Here’s the thing with me and houmous. I’ve never really liked home made, or at least I have never made any at home which pleases me.
But all this has changed. I went to my friend Tamsin’s house; Tamsin is an inaugural member of my Suffolk Chocolate Club and it was her turn to host, and she made this amazing houmous which now I make and it’s, amazingly, still amazing when I make it.
The key is a really whizzy blender. I make mine in my Sage Super Blender, which is not its real name. I find if I make it in my Magimix it needs far longer to make it smooth.
You need (I’m so sorry about the formatting, not sure what’s going on with WordPress atm)

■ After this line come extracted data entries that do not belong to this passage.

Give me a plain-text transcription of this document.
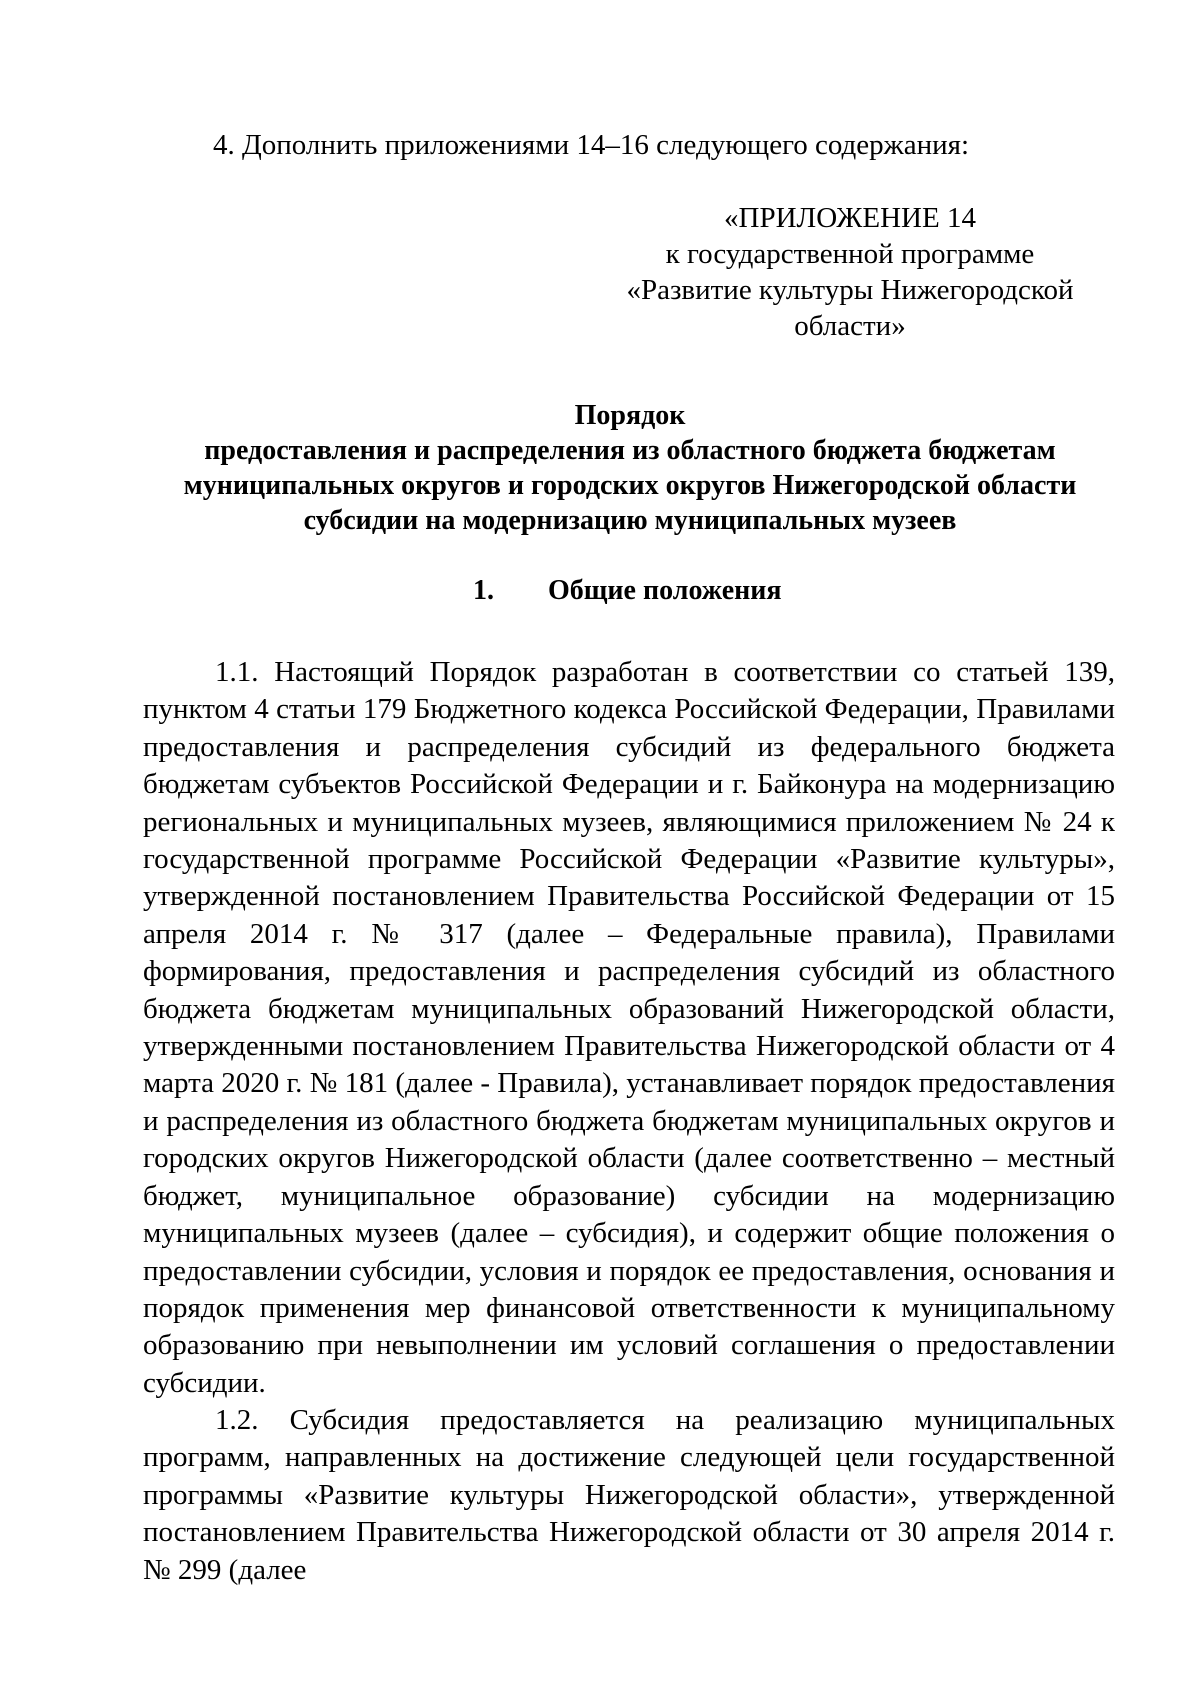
4. Дополнить приложениями 14–16 следующего содержания:
«ПРИЛОЖЕНИЕ 14
к государственной программе
«Развитие культуры Нижегородской
области»
Порядок
предоставления и распределения из областного бюджета бюджетам
муниципальных округов и городских округов Нижегородской области
субсидии на модернизацию муниципальных музеев
1. Общие положения
1.1. Настоящий Порядок разработан в соответствии со статьей 139, пунктом 4 статьи 179 Бюджетного кодекса Российской Федерации, Правилами предоставления и распределения субсидий из федерального бюджета бюджетам субъектов Российской Федерации и г. Байконура на модернизацию региональных и муниципальных музеев, являющимися приложением № 24 к государственной программе Российской Федерации «Развитие культуры», утвержденной постановлением Правительства Российской Федерации от 15 апреля 2014 г. № 317 (далее – Федеральные правила), Правилами формирования, предоставления и распределения субсидий из областного бюджета бюджетам муниципальных образований Нижегородской области, утвержденными постановлением Правительства Нижегородской области от 4 марта 2020 г. № 181 (далее - Правила), устанавливает порядок предоставления и распределения из областного бюджета бюджетам муниципальных округов и городских округов Нижегородской области (далее соответственно – местный бюджет, муниципальное образование) субсидии на модернизацию муниципальных музеев (далее – субсидия), и содержит общие положения о предоставлении субсидии, условия и порядок ее предоставления, основания и порядок применения мер финансовой ответственности к муниципальному образованию при невыполнении им условий соглашения о предоставлении субсидии.
1.2. Субсидия предоставляется на реализацию муниципальных программ, направленных на достижение следующей цели государственной программы «Развитие культуры Нижегородской области», утвержденной постановлением Правительства Нижегородской области от 30 апреля 2014 г. № 299 (далее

A 400g tin of chickpeas drain the liquid and keep it separate 50ml of the chickpea liquid (but you might need a bit more, I never do though, you can keep it though for aqua faba if that’s your thing – it is mine) 60ml lemon juice, this seems to be about 2/3 of my little organic lemons. Don’t forget you can grate the peel and keep it in the freezer, for something else. 60ml extra virgin olive oil 1 garlic clove, peeled 1 teaspoon of ground cumin Half a teaspoons of paprika 1 tablespoon of tahini 1 teaspoon of sea salt
Blend it all up til smooth, serve with a drizzle of very good olive oil. It’s really good. The recipe says you can add 100g roasted red peppers to make it into red pepper houmous.
What I also do now is halve the houmous (how many ways are there to spell houmous?) when it’s done and then, to one half I add a small cooked beetroot and briefly whizz it up again and it makes for something even yummier.